Valuing a practice like yoga would enable Becky to take a step back in moments when there was a risk that what was affecting her, was also affecting those around her. And while yoga wasn’t in her arsenal before she decided to test her survival abilities in freezing conditions, it’s something she plans to maintain long after the challenge is finished.
No one heads back inside after spending three nights in the Arctic unscathed – and in fact, the fall out after a cyber attack or security breach is much more likely to leave lasting scars.
In both examples, we can agree that our idea of a risk or a challenge is never quite reflected in reality. And after such a huge effort invested in preparing for this event, planning for the come down was particularly important. Becky is now in full support mode as her husband and brother-in-law embark on a different endurance challenge.
Becky rattled off a list of eight powerful questions that she’d been asking herself as she took on this challenge. We think it’s so relevant, we’re sharing it here for anyone to take advantage of.
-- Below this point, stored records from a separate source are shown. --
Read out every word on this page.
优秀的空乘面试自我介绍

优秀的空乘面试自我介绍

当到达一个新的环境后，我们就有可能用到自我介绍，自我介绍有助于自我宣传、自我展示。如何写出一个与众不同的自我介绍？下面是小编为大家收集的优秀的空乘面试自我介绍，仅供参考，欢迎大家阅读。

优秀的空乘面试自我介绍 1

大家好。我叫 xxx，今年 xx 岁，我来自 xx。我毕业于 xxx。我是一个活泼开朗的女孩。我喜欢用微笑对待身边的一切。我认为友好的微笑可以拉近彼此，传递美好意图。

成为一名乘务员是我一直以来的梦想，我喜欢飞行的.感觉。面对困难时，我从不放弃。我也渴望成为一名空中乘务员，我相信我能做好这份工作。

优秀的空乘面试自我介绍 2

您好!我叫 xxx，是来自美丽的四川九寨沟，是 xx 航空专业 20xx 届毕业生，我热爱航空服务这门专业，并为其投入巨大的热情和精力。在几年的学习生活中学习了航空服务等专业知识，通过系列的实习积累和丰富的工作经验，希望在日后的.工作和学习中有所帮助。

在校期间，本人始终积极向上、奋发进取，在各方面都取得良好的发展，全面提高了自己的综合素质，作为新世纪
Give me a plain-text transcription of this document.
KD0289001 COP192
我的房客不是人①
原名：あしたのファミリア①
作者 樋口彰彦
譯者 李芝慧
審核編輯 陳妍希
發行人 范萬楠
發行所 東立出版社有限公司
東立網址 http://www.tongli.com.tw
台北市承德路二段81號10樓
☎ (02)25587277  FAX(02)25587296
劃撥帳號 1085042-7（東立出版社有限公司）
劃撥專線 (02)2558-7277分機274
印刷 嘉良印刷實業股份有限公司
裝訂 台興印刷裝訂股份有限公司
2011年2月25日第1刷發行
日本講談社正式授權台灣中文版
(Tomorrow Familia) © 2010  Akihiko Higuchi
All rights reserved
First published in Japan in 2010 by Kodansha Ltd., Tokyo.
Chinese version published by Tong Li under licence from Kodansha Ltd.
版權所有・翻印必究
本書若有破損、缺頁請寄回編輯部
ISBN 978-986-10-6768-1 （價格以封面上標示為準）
Why not include it in your next scenario planning session?
- Will I stay focused?
- Will I hold responsibility?
- Will I retain my sense of humour?
- How will it push me?
- How can I remain positive?
- What will I learn from it?
- How can I make sure I come out as a better person?
- How can I apply this experience in my work?
Undertaking a major test of your resilience provides new perspective and creates a benchmark for every future challenge you’ll face. Who’s ready to hit the cyber gym?